The "health" keys can take these values:

  • (0) unknown - the status cannot be defined (monitoring API down)
  • (1) green - everything is OK
  • (2) yellow - non nominal mode, a configuration problem is detected or some nodes are down but the service is still available
  • (3) red - critical failure, the service is down

This document represents the complete platform health. If you only need a subsection of it (let say to only monitor Elasticsearch), feel free to parse it. For example, curl works pretty well with Jq. Depending of your monitoring tool, you can fetch a string or a numeric value:

1
2
3
4
5
$ curl -sS -X GET '...' | jq -rc '.hits.hits[0]._source.elasticsearch.health_name'
yellow

$ curl -sS -X GET '...' | jq -rc '.hits.hits[0]._source.elasticsearch.health_code'
2

Note

To learn more about Jq, a lightweight and flexible command-line JSON processor, refer to the official documentation.

(Optional) Backlog Metrics Supervision

The "backlog" is the amount of messages that are stored in a Kafka topic, but have not yet be processed by the consuming layer(s) of PunchPlatform channels.

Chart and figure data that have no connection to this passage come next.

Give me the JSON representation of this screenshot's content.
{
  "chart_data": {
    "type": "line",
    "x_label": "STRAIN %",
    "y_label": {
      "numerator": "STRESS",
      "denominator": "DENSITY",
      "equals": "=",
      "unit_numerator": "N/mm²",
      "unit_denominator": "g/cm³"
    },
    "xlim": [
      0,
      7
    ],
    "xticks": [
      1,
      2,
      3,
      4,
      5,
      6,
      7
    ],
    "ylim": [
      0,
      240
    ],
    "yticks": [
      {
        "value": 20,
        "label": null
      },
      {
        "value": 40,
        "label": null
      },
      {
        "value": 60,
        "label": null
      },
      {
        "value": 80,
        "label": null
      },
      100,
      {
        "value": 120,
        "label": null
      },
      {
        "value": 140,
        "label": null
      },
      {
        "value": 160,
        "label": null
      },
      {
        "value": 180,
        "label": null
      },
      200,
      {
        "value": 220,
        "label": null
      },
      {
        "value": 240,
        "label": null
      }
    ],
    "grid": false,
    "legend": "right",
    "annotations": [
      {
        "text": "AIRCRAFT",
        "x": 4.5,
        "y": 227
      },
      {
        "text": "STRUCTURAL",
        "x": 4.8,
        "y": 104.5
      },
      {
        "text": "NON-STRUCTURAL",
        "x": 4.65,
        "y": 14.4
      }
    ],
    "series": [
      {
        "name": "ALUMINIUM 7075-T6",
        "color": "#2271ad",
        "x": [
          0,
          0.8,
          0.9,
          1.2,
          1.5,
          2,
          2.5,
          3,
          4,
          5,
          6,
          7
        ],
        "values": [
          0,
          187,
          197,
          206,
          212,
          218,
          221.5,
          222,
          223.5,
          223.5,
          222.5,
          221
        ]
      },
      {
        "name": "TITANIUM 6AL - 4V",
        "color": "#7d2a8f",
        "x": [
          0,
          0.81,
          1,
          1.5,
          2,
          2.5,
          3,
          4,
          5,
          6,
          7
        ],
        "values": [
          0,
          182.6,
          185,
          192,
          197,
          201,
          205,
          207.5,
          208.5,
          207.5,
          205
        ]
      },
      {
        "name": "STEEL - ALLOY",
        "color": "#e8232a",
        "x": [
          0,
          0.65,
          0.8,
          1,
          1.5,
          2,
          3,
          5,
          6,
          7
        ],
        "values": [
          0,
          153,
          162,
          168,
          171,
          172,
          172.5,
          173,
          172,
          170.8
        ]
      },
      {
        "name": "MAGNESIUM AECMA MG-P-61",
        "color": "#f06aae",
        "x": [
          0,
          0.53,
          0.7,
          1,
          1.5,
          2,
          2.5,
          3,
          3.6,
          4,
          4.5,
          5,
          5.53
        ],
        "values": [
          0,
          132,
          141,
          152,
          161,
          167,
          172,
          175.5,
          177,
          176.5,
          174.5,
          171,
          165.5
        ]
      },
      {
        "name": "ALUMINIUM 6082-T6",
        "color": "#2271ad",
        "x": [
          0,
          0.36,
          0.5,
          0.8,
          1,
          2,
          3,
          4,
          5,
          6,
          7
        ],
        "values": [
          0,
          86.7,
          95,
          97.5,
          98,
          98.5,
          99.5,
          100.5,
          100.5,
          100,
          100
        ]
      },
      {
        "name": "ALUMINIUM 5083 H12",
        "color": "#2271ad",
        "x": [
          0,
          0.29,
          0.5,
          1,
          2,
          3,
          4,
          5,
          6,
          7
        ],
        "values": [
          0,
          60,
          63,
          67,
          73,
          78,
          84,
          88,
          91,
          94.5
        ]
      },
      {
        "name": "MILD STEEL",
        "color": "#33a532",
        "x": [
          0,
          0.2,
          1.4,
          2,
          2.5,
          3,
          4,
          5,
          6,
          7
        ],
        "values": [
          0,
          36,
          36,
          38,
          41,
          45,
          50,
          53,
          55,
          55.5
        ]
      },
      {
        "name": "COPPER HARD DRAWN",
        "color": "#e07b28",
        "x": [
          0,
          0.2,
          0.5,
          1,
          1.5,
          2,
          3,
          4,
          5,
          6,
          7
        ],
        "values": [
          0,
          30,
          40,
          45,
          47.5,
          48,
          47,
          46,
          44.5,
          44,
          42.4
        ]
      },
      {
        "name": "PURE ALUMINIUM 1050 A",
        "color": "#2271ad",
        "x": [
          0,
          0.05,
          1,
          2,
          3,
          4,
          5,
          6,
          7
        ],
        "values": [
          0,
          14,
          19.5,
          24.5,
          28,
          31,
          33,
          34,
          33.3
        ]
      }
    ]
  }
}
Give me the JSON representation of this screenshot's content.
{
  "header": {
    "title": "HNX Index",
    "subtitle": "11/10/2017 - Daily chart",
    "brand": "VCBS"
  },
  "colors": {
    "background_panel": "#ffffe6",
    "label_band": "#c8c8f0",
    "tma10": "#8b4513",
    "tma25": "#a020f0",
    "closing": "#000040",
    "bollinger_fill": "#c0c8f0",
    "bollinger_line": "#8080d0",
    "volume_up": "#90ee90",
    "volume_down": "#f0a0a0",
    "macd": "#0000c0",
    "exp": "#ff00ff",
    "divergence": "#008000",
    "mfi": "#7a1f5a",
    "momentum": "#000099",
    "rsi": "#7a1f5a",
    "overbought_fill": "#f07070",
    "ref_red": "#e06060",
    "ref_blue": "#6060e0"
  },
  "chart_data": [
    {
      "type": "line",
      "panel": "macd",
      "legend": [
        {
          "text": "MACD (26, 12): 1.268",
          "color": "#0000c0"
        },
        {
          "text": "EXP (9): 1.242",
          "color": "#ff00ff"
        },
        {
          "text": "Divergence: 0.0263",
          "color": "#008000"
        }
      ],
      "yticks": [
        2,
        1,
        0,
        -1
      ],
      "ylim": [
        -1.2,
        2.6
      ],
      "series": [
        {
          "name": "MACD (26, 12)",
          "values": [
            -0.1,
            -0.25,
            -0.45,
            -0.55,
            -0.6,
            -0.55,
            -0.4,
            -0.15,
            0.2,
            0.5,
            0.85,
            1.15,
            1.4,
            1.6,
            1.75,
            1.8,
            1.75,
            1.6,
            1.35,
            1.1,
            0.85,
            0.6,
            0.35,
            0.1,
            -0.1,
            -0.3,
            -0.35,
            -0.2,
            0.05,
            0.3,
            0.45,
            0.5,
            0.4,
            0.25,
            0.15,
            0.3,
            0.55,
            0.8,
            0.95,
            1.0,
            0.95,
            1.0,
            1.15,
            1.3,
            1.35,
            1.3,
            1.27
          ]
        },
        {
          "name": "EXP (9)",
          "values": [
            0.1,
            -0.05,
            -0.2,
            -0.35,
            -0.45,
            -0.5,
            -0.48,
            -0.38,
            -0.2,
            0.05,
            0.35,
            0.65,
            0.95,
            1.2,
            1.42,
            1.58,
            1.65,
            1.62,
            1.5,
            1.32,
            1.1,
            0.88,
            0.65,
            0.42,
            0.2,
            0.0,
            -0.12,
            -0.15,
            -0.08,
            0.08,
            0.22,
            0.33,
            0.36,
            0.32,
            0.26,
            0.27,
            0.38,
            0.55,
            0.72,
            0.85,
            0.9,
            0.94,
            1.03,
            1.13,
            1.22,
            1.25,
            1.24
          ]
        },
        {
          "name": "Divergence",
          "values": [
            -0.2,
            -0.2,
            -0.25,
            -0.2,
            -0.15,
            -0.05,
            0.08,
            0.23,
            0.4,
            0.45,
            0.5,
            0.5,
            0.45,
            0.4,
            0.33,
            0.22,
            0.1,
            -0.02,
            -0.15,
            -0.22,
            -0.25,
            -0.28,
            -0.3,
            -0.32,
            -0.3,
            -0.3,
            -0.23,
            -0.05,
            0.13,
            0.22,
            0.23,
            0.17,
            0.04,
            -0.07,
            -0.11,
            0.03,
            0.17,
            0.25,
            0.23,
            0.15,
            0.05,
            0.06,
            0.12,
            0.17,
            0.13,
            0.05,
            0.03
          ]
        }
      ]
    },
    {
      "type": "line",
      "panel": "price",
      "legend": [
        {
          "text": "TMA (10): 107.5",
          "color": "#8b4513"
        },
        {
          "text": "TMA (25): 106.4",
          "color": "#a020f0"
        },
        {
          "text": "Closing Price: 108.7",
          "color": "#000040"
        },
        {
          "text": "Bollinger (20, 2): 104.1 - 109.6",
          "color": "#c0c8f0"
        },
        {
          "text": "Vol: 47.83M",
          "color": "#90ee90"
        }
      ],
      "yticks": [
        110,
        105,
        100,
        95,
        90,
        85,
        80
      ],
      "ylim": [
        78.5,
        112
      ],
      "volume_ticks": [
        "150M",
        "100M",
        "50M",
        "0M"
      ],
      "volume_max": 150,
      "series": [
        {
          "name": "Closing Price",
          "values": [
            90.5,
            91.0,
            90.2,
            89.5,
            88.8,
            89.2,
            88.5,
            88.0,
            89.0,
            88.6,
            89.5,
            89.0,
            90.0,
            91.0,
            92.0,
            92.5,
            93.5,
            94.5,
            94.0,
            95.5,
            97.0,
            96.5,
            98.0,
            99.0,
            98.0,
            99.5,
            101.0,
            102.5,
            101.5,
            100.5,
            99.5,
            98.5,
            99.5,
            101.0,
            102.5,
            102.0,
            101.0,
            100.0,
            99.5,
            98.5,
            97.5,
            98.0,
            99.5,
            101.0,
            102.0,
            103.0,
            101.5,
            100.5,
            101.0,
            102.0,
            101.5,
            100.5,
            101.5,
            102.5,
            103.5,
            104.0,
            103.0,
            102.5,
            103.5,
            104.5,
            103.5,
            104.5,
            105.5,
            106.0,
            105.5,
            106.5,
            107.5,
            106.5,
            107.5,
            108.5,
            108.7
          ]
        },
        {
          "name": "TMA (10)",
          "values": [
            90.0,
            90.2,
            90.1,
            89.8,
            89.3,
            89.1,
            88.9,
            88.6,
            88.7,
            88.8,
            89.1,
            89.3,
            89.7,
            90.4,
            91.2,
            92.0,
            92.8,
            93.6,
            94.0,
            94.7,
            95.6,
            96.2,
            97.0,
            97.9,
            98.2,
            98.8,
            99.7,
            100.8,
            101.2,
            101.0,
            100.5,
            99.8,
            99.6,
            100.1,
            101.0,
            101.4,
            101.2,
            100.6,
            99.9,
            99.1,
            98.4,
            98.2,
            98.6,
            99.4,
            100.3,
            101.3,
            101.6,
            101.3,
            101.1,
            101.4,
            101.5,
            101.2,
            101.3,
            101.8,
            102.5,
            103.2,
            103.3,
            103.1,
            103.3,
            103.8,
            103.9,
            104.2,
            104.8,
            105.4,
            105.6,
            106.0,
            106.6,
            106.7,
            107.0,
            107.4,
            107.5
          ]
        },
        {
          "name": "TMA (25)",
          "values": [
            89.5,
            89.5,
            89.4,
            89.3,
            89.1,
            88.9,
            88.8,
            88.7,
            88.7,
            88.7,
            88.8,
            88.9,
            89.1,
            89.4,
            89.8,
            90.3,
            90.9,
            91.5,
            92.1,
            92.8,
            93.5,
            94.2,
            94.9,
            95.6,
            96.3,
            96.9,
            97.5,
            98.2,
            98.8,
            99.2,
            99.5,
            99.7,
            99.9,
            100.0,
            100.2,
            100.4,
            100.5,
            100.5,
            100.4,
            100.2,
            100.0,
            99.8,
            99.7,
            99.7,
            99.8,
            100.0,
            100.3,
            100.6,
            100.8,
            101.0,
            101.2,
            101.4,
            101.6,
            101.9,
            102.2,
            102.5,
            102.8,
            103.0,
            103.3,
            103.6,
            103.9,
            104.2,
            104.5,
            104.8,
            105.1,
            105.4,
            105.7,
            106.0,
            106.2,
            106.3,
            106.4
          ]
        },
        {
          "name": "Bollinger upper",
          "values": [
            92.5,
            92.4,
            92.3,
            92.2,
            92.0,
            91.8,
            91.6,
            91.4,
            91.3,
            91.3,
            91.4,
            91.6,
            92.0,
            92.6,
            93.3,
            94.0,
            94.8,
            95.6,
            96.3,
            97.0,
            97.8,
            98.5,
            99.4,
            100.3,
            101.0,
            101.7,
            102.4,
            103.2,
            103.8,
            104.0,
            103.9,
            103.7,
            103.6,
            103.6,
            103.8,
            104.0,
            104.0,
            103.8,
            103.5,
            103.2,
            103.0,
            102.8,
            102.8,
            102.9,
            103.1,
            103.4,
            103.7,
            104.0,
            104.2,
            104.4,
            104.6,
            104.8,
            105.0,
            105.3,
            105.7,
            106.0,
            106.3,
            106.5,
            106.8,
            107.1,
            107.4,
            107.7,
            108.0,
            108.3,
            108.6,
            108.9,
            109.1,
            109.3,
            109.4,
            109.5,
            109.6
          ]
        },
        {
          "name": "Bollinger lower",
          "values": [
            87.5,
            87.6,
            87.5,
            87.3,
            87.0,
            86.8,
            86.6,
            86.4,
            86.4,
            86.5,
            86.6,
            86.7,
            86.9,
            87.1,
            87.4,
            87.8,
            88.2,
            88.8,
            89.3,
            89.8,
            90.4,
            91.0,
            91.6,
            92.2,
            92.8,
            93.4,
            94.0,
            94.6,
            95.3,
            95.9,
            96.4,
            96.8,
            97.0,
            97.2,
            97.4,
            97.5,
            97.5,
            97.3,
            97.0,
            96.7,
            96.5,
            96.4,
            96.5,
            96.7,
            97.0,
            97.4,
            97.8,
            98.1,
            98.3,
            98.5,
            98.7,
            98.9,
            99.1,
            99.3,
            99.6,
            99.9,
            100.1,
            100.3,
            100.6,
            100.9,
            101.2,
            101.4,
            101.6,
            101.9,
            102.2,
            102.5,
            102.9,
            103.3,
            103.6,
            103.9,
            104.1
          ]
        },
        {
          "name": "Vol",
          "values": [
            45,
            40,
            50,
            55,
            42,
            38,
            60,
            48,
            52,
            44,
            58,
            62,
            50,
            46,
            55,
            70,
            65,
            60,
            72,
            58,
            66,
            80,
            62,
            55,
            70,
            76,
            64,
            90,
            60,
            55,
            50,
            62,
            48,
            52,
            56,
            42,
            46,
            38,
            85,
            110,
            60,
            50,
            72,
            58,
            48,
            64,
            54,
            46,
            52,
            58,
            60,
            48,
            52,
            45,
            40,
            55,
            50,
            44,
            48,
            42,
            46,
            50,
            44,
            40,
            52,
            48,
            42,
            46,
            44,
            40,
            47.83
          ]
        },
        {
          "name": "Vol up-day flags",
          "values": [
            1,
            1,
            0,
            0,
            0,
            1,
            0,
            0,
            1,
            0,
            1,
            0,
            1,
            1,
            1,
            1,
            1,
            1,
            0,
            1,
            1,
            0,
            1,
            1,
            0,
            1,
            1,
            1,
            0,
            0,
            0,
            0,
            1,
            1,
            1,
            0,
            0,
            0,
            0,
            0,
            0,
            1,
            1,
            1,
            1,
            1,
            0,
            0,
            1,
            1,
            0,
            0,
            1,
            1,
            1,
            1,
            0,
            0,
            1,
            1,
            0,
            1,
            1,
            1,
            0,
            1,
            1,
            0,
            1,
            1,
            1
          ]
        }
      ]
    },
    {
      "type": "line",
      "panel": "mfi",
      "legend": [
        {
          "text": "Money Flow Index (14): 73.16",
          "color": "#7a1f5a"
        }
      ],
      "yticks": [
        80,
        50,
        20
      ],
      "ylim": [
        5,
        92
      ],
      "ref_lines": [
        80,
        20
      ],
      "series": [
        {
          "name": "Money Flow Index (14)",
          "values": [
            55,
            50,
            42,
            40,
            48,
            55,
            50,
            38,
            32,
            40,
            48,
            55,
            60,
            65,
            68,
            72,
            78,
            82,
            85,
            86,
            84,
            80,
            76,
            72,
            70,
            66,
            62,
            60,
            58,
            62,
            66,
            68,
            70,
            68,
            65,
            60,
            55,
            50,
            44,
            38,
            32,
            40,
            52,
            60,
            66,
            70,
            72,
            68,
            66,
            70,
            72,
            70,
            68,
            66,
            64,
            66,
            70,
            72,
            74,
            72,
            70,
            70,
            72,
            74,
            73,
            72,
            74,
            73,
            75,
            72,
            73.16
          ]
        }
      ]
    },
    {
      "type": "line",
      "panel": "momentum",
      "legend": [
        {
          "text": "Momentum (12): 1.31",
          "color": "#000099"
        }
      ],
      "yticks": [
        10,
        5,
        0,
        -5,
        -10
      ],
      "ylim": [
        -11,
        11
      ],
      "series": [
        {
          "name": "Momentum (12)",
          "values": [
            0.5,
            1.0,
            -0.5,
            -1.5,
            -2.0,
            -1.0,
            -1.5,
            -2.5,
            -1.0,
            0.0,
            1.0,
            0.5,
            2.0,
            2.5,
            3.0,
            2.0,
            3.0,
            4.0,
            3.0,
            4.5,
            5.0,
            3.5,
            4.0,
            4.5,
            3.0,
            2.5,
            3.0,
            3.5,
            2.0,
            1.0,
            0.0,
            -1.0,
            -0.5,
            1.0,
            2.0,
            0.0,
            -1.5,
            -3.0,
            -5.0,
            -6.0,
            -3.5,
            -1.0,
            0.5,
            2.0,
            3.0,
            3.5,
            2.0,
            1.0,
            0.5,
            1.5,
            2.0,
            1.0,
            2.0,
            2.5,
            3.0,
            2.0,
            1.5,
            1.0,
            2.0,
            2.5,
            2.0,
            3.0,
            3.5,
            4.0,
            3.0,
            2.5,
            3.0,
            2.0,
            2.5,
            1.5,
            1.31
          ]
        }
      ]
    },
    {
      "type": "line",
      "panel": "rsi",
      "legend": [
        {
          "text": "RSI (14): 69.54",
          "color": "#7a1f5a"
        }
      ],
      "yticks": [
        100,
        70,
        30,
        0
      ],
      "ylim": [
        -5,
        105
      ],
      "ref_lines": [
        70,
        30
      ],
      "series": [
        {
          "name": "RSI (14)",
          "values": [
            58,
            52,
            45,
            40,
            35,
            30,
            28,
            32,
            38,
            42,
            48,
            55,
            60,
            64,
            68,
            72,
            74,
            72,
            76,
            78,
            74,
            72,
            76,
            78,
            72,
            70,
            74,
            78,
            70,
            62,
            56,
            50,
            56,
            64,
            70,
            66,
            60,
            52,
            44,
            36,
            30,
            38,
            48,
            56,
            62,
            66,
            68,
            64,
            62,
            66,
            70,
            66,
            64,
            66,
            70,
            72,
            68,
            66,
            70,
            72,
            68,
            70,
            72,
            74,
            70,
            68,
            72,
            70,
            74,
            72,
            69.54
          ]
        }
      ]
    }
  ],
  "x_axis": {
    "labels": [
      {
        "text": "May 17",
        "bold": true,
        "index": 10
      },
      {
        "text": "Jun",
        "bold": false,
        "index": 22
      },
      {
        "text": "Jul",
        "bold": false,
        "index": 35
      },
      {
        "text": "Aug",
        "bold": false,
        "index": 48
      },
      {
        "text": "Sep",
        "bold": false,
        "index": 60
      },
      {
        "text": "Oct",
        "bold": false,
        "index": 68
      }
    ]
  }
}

Because the PunchPlatform inbuilt log channels health monitoring system is based on monitoring latencies inside the log channels, the backlog raising is automatically monitored for channels that have autotest latency control paths configured to encompass the kafka buffering (i.e with at least one latency control path with a start point at a spout somewhere ABOVE the kafka layer, and an end point somewhere AFTER the kafka layer). This configuration SHOULD be done for each channel, in order to have automatic monitoring of unusual backlog (which might mean unsufficient configured processing capability for this channel, or incoming messages flood on this specific channel).

Nevertheless, it is additionnaly possible to externally configure a separate (not punchplatform-provided) alerting tool to raise alerts in case of high messages backlog : by using REST request to the elasticsearch REST API (using metrics backend Virtual IP), Supervision can retrieve mean values of the backlogs of any channels that includes a Kafka spout.